The ECB, which sets monetary policy for the 20 nations that share the euro, held interest rates steady at 3.75% in July.
— Sam Meredith
ECB likely to reduce rates in September — but no further cuts expected this year, economist says
The big question for many market participants on Thursday is not whether the European Central Bank will cut interest rates — but what comes next.
“I think that it is broad consensus not only among economists but also in the [ECB’s governing] council that there will be a rate cut of 25 basis points. The big question is what signals will be sent,” Cyrus de la Rubia, chief economist at Hamburg Commercial Bank, told CNBC’s “Squawk Box Europe” on Wednesday.
“It is a tricky situation because you have this core inflation which will go up in September, according to our inflation [forecast], to 3.2%. You have also the view of Philip Lane, the chief economist of the ECB, that wage increases will be higher over the second half of this year.”
Hamburg Commercial Bank’s De la Rubia said he was “quite skeptical” further interest rate reductions would follow a September cut.
“It is an environment where it is difficult to argue, ‘OK, now let’s move on with further steps.’ So, I think they will stick to their meeting-to-meeting approach and be quite cautious,” De la Rubia said.
— Sam Meredith
ECB set to cut interest rates just days before the Fed’s big decision
The headquarters of the European Central Bank (ECB) are pictured ahead of an ECB press conference on the Eurozone’s monetary policy in Frankfurt am Main, western Germany, on July 18, 2024.
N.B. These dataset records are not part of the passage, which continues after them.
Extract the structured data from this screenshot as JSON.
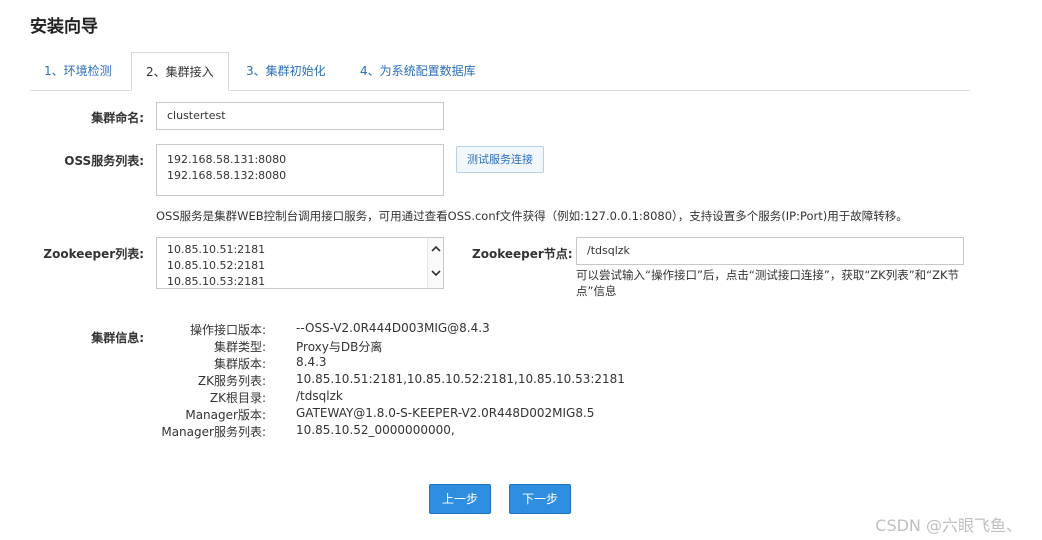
{
  "page": {
    "title": "安装向导"
  },
  "tabs": [
    {
      "label": "1、环境检测"
    },
    {
      "label": "2、集群接入"
    },
    {
      "label": "3、集群初始化"
    },
    {
      "label": "4、为系统配置数据库"
    }
  ],
  "form": {
    "cluster_name_label": "集群命名:",
    "cluster_name_value": "clustertest",
    "oss_label": "OSS服务列表:",
    "oss_lines": [
      "192.168.58.131:8080",
      "192.168.58.132:8080"
    ],
    "test_button": "测试服务连接",
    "oss_hint": "OSS服务是集群WEB控制台调用接口服务，可用通过查看OSS.conf文件获得（例如:127.0.0.1:8080），支持设置多个服务(IP:Port)用于故障转移。",
    "zk_label": "Zookeeper列表:",
    "zk_lines": [
      "10.85.10.51:2181",
      "10.85.10.52:2181",
      "10.85.10.53:2181"
    ],
    "zk_node_label": "Zookeeper节点:",
    "zk_node_value": "/tdsqlzk",
    "zk_node_hint_1": "可以尝试输入“操作接口”后，点击“测试接口连接”，获取“ZK列表”和“ZK节",
    "zk_node_hint_2": "点”信息"
  },
  "cluster_info": {
    "label": "集群信息:",
    "rows": [
      {
        "key": "操作接口版本:",
        "value": "--OSS-V2.0R444D003MIG@8.4.3"
      },
      {
        "key": "集群类型:",
        "value": "Proxy与DB分离"
      },
      {
        "key": "集群版本:",
        "value": "8.4.3"
      },
      {
        "key": "ZK服务列表:",
        "value": "10.85.10.51:2181,10.85.10.52:2181,10.85.10.53:2181"
      },
      {
        "key": "ZK根目录:",
        "value": "/tdsqlzk"
      },
      {
        "key": "Manager版本:",
        "value": "GATEWAY@1.8.0-S-KEEPER-V2.0R448D002MIG8.5"
      },
      {
        "key": "Manager服务列表:",
        "value": "10.85.10.52_0000000000,"
      }
    ]
  },
  "buttons": {
    "prev": "上一步",
    "next": "下一步"
  },
  "watermark": "CSDN @六眼飞鱼、",
  "colors": {
    "primary": "#2f8ee0",
    "link": "#2a6ebb",
    "border": "#d9d9d9"
  }
}
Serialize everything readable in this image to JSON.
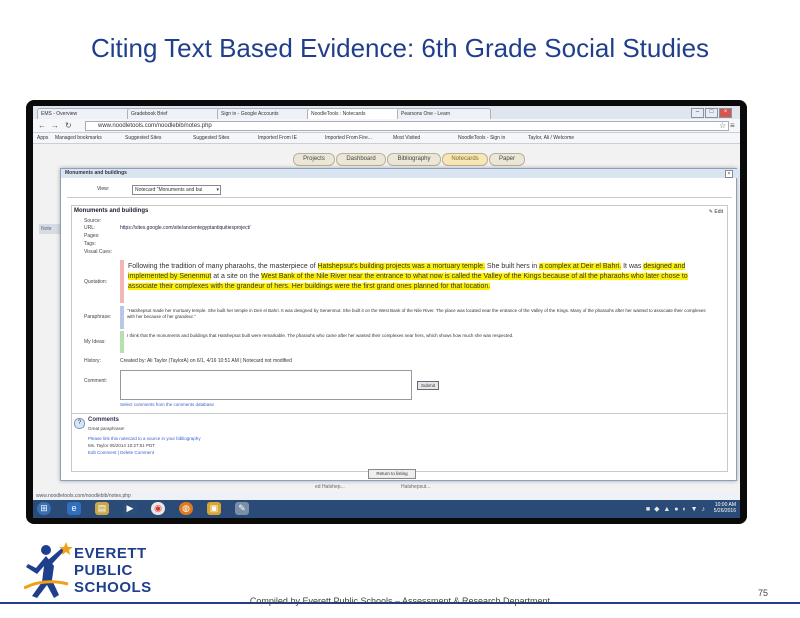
{
  "slide": {
    "title": "Citing Text Based Evidence: 6th Grade Social Studies",
    "footer": "Compiled by Everett Public Schools – Assessment & Research Department",
    "page_number": "75",
    "logo": {
      "line1": "EVERETT",
      "line2": "PUBLIC",
      "line3": "SCHOOLS"
    }
  },
  "browser": {
    "tabs": [
      "EMS - Overview",
      "Gradebook Brief",
      "Sign in - Google Accounts",
      "NoodleTools : Notecards",
      "Pearsons One - Learn"
    ],
    "url": "www.noodletools.com/noodlebib/notes.php",
    "bookmarks": [
      "Apps",
      "Managed bookmarks",
      "Suggested Sites",
      "Suggested Sites",
      "Imported From IE",
      "Imported From Fire...",
      "Most Visited",
      "NoodleTools - Sign in",
      "Taylor, Ali / Welcome"
    ]
  },
  "app_nav": {
    "tabs": [
      "Projects",
      "Dashboard",
      "Bibliography",
      "Notecards",
      "Paper"
    ],
    "active": "Notecards"
  },
  "modal": {
    "title": "Monuments and buildings",
    "view_label": "View:",
    "view_selected": "Notecard \"Monuments and bui",
    "card_title": "Monuments and buildings",
    "edit_label": "Edit",
    "fields": {
      "source_label": "Source:",
      "url_label": "URL:",
      "url_value": "https://sites.google.com/site/ancientegyptantiquitiesproject/",
      "pages_label": "Pages:",
      "tags_label": "Tags:",
      "visual_cues_label": "Visual Cues:",
      "quotation_label": "Quotation:",
      "paraphrase_label": "Paraphrase:",
      "my_ideas_label": "My Ideas:",
      "history_label": "History:",
      "comment_label": "Comment:"
    },
    "quotation": {
      "t1": "Following the tradition of many pharaohs, the masterpiece of ",
      "h1": "Hatshepsut's building projects was a mortuary temple.",
      "t2": " She built hers in ",
      "h2": "a complex at Deir el Bahri.",
      "t3": " It was ",
      "h3": "designed and implemented by Senenmut",
      "t4": " at a site on the ",
      "h4": "West Bank of the Nile River near the entrance to what now is called the Valley of the Kings because of all the pharaohs who later chose to associate their complexes with the grandeur of hers. Her buildings were the first grand ones planned for that location.",
      "t5": ""
    },
    "paraphrase": "\"Hatshepsut made her mortuary temple. She built her temple in Deir el Bahri. It was designed by Senenmut. She built it on the West Bank of the Nile River. The place was located near the entrance of the Valley of the Kings. Many of the pharaohs after her wanted to associate their complexes with her because of her grandeur.\"",
    "my_ideas": "I think that the monuments and buildings that Hatshepsut built were remarkable. The pharaohs who came after her wanted their complexes near hers, which shows how much she was respected.",
    "history": "Created by: Ali Taylor (TaylorA) on 6/1, 4/16 10:51 AM  |  Notecard not modified",
    "submit_label": "Submit",
    "link_small": "Select comments from the comments database",
    "comments_title": "Comments",
    "comment_lines": [
      "Great paraphrase!",
      "Please link this notecard to a source in your bibliography",
      "Ms. Taylor 05/2014 10:27:51 PDT",
      "Edit Comment | Delete Comment"
    ],
    "return_label": "Return to listing"
  },
  "background": {
    "side_note": "Note",
    "status_url": "www.noodletools.com/noodlebib/notes.php",
    "bg_snippet1": "ed Hatshep...",
    "bg_snippet2": "Hatshepsut..."
  },
  "taskbar": {
    "time": "10:00 AM",
    "date": "5/26/2016"
  }
}
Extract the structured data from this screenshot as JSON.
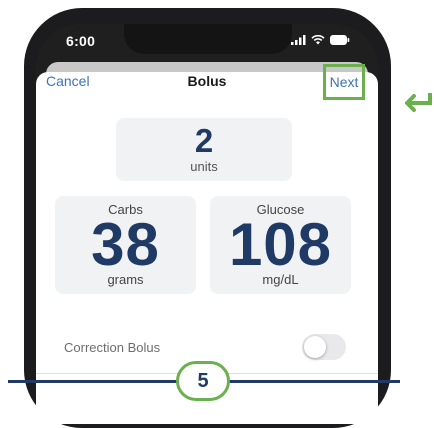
{
  "status_bar": {
    "time": "6:00"
  },
  "nav": {
    "cancel": "Cancel",
    "title": "Bolus",
    "next": "Next"
  },
  "units": {
    "value": "2",
    "label": "units"
  },
  "carbs": {
    "caption": "Carbs",
    "value": "38",
    "unit": "grams"
  },
  "glucose": {
    "caption": "Glucose",
    "value": "108",
    "unit": "mg/dL"
  },
  "correction": {
    "label": "Correction Bolus",
    "enabled": false
  },
  "step": {
    "number": "5"
  },
  "colors": {
    "accent_green": "#6ab04c",
    "link_blue": "#3f72b6",
    "value_navy": "#1f3a64"
  }
}
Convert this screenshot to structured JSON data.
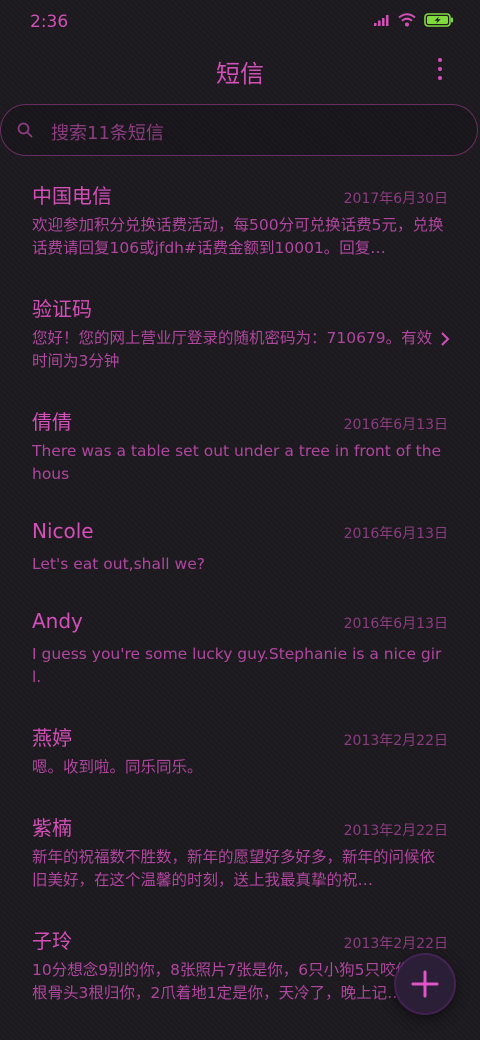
{
  "status_bar": {
    "time": "2:36"
  },
  "header": {
    "title": "短信"
  },
  "search": {
    "placeholder": "搜索11条短信"
  },
  "conversations": [
    {
      "name": "中国电信",
      "date": "2017年6月30日",
      "preview": "欢迎参加积分兑换话费活动，每500分可兑换话费5元，兑换话费请回复106或jfdh#话费金额到10001。回复…"
    },
    {
      "name": "验证码",
      "date": "",
      "preview": "您好！您的网上营业厅登录的随机密码为：710679。有效时间为3分钟"
    },
    {
      "name": "倩倩",
      "date": "2016年6月13日",
      "preview": "There was a table set out under a tree in front of the hous"
    },
    {
      "name": "Nicole",
      "date": "2016年6月13日",
      "preview": "Let's eat out,shall we?"
    },
    {
      "name": "Andy",
      "date": "2016年6月13日",
      "preview": "I guess you're some lucky guy.Stephanie is a nice girl."
    },
    {
      "name": "燕婷",
      "date": "2013年2月22日",
      "preview": "嗯。收到啦。同乐同乐。"
    },
    {
      "name": "紫楠",
      "date": "2013年2月22日",
      "preview": "新年的祝福数不胜数，新年的愿望好多好多，新年的问候依旧美好，在这个温馨的时刻，送上我最真挚的祝…"
    },
    {
      "name": "子玲",
      "date": "2013年2月22日",
      "preview": "10分想念9别的你，8张照片7张是你，6只小狗5只咬你，4根骨头3根归你，2爪着地1定是你，天冷了，晚上记…"
    }
  ],
  "colors": {
    "accent": "#d44fb8",
    "muted": "#8c3c80",
    "background": "#1c1a1f"
  },
  "icons": [
    "signal-icon",
    "wifi-icon",
    "battery-charging-icon",
    "more-vertical-icon",
    "search-icon",
    "chevron-right-icon",
    "plus-icon"
  ]
}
Kirill Kudryavtsev | Afp | Getty Images
The European Central Bank on Thursday is set to cut rates again by 25 basis points just days ahead of the U.S. Federal Reserve beginning its own rate-cutting cycle.
Traders are widely anticipating an interest rate cut at the Federal Reserve’s Sept. 17-18 meeting, as well as at the ECB’s meeting this week.
In July, the ECB left interest rates unchanged in a unanimous vote following June’s landmark cut. At the time it described the potential for a September reduction as “wide open.”
The ECB’s key interest rate — which helps to price all sorts of loans and mortgages across the bloc — is currently at 3.75% after years of aggressive hikes.